Instructor(s) Edwards, Timothy
This three credit seminar teaches the important skills that lawyers use up until the time of trial. Since the vast majority of cases settle before trial, a lawyer's success has at least as much to do with mastery of the nuts and bolts of pre-trial advocacy as courtroom prowess. The seminar will use a simulation approach to cover skills that include:
* Interviewing and counseling clients.
* Drafting a complaint.
* Drafting interrogatories and responses to interrogatories.
* Taking and defending depositions.
* Drafting a pre-trial memorandum.
* Participating in a mediation conference.
Students will receive immediate feedback from the instructors on the in-class simulations. The seminar is limited to approx 36 students. Second and third year students are eligible.

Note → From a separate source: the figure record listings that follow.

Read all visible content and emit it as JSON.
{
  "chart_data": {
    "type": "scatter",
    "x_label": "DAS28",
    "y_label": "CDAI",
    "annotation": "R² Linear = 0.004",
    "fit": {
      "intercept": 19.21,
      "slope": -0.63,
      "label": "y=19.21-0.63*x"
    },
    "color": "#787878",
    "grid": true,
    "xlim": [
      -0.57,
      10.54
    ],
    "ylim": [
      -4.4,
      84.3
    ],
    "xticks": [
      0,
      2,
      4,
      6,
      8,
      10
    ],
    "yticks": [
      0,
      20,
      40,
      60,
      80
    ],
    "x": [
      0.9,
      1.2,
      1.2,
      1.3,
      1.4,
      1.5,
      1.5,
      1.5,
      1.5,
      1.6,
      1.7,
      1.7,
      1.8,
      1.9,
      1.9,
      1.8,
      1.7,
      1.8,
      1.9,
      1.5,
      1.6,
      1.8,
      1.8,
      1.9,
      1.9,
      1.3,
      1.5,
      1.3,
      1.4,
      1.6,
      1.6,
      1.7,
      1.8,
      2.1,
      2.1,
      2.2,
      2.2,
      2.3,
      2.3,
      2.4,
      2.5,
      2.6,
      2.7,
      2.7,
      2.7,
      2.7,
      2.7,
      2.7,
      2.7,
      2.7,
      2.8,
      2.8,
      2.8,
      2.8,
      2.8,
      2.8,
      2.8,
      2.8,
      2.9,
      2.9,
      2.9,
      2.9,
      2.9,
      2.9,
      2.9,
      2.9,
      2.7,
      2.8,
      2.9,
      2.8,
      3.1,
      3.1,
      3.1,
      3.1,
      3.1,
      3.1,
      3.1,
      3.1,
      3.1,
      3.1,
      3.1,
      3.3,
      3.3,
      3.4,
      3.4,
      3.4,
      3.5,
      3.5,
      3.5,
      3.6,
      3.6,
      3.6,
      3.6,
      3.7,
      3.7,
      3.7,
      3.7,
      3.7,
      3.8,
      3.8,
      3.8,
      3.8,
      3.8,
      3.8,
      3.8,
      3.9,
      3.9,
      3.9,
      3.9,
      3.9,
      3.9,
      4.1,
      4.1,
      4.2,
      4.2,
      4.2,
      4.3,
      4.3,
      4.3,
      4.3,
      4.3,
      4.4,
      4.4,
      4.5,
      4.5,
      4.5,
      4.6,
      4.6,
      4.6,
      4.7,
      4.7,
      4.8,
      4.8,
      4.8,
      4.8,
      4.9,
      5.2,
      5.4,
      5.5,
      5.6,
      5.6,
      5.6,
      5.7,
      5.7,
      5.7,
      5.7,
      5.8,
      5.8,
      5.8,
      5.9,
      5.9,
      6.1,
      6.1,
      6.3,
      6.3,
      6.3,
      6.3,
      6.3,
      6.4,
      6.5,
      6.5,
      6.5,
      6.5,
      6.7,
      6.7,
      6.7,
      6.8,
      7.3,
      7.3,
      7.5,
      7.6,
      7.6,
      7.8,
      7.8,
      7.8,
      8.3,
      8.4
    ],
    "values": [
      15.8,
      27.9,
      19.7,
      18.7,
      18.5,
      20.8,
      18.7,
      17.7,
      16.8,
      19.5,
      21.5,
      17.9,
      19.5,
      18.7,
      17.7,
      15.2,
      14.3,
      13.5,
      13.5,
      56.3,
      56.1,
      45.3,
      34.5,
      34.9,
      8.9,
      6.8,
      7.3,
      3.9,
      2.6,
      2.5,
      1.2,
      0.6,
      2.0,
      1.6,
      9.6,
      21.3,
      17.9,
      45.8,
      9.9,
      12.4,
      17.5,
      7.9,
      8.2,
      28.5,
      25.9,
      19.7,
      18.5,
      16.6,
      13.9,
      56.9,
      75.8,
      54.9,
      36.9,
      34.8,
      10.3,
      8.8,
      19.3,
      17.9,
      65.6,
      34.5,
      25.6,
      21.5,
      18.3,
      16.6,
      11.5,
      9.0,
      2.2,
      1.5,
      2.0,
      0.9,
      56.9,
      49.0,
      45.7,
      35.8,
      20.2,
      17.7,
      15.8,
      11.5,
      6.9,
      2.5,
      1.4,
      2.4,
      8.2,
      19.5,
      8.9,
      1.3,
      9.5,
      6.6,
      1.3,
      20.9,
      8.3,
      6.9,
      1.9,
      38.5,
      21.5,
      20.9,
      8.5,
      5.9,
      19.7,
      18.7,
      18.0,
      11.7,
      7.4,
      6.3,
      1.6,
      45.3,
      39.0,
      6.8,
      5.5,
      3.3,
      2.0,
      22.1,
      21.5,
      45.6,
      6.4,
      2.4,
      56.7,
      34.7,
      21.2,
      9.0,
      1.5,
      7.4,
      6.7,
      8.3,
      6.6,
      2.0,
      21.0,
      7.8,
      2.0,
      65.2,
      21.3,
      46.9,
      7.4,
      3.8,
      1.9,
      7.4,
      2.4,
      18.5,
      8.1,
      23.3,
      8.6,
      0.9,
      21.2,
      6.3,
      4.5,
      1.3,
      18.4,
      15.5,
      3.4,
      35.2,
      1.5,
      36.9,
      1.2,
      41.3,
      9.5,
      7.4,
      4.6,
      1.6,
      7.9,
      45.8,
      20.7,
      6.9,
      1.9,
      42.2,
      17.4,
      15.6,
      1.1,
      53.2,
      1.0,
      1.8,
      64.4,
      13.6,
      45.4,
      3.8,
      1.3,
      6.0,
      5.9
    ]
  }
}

This course is being offered on a pass/fail basis.
Expectations and Goals
By the end of this course, students should:
* Acquire a deeper understanding of how the Federal Rules of Civil Procedure work from a strategic perspective in the context of actual litigation;
* Develop negotiation skills in the “meet and confer” context;
* Begin developing the ability to exercise judgment, based on acquired knowledge, in hypothetical situations that mirror real life litigation;
* Understand the process of litigation from filing to final judgment in a strategic and professional manner;
* Develop the ability to identify client objectives and craft litigation strategy; and,
* Learn to appreciate a lawyer’s role in civil litigation, including the use of procedural tools such as discovery and motions, as well as how to conduct oneself consistent with the standards of professional conduct.